[CCoE Notice] Zoom Webinar: REMOVAL OF BACTERIA AND VIRUSES BY MEMBRANES CONTAINING SINGLE-WALLED CARBON NANOTUBE-POLYMER NANOCOMPOSITES * Online * 10:30 am, Friday, April 17, 2020 * Debora F. Rodrigues * University of Houston *
Knudsen, Rachel W
riward at Central.UH.EDU
Mon Apr 13 12:44:41 CDT 2020
***** Seminar *****
Department of Electrical and Computer Engineering
Materials Engineering Program
Center for Integrated Bio and Nano Systems
10:30 a.m., April 17, 2020
Join Zoom Meeting
https://zoom.us/j/845619943?pwd=QlZvYUV6M2dxNDkvNWxBd3F2YzdJZz09
Meeting ID: 845 619 943
Password: 016104
REMOVAL OF BACTERIA AND VIRUSES BY MEMBRANES CONTAINING SINGLE-WALLED CARBON NANOTUBE-POLYMER NANOCOMPOSITES
Debora F. Rodrigues
Department of Civil and Environmental engineering
The University of Houston
Abstract:. Nanotechnology has the potential to create new materials and devices with wide-ranging applications in medicine, electronics, and energy production. Carbon-based nanomaterials, such as single-walled carbon nanotubes, graphene, and graphene oxide, have unique antimicrobial, physical, chemical, electrical, optical and mechanical properties that make them very valuable materials for materials science, high-energy physics, and a wide range of technological applications, such as biosensing, solar cells, and bioelectronics. Besides the pure form of carbon-based nanomaterials, there has also been high interest in utilizing these carbon-based nanomaterials with industrial polymer and resin coatings for barrier protection, thin films for biosensors and biomedical devices, semiconductor packaging, anti-corrosion coatings, hospital equipment, and food packaging.

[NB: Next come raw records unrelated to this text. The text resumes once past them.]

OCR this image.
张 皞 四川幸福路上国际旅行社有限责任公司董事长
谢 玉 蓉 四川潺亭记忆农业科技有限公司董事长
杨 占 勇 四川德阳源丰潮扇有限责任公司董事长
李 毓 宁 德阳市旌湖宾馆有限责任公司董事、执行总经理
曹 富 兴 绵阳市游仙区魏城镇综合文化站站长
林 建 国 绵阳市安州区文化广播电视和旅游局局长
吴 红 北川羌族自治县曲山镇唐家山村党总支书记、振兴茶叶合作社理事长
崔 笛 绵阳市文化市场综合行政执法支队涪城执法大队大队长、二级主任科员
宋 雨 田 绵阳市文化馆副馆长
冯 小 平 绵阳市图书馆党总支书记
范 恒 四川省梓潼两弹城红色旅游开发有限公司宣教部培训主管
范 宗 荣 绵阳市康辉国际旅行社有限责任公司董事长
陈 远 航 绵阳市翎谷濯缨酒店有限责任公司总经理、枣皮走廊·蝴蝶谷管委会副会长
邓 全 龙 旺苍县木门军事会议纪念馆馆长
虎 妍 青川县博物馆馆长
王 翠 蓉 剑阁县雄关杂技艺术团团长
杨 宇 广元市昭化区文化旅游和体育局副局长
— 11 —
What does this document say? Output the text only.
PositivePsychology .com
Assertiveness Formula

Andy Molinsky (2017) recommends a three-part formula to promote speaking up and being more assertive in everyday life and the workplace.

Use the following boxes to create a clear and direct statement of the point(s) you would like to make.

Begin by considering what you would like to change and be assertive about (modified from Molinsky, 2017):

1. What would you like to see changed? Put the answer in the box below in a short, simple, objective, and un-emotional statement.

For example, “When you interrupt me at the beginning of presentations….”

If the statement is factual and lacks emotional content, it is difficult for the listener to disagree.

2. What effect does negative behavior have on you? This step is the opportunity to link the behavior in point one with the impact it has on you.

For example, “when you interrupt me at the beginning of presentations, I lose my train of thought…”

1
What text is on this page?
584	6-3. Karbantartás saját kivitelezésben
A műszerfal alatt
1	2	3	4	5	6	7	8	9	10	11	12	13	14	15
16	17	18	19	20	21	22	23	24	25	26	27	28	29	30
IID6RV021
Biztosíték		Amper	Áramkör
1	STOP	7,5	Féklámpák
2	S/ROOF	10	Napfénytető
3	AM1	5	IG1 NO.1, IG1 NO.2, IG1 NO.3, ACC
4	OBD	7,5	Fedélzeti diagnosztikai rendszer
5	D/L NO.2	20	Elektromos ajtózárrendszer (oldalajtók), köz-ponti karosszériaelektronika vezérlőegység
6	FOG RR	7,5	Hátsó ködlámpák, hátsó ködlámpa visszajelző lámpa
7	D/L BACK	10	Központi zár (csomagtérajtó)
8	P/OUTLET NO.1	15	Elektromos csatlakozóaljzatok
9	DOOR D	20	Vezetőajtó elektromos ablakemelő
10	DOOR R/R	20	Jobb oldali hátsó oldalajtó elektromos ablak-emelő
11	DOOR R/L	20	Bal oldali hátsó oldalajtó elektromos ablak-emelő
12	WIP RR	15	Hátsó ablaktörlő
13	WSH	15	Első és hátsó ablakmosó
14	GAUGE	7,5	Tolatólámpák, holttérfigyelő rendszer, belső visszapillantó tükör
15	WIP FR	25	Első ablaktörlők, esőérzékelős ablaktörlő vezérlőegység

This interest arises as a result of the improved antimicrobial performance and new added properties of the nanomaterial in the nanocomposite form as compared to their individual constituents, such as lower life-cycle cost, design flexibility, and applicability for large-scale fabrication. My research group has been successfully incorporating carbon-based nanomaterials (e.g. graphene, graphene oxide, and single-walled carbon nanotubes) in the polymer polyvinyl-N-carbazole (PVK) to develop advanced functional materials for different environmental engineering applications, including bacterial and viruses removal. The PVK polymer was selected to generate carbon-based nanocomposites since it has exceptional electronic and mechanical properties, anti-corrosion capability, ease of processibility, and thin film fabrication via electrochemical methods. Furthermore, PVK can be readily used as a nanomaterial dispersant, since PVK forms a stacking interaction with carbon based nanomaterials through the carbazole group, which stabilizes the dispersion of the nanomaterials in any solution chemistry and creates a conducting polymer network (CPN). The unique property of the PVK polymer combined with the antimicrobial property of carbon-based nanomaterials was explored by my research group to modify membranes to effectively inactivate and remove virus and bacteria from water.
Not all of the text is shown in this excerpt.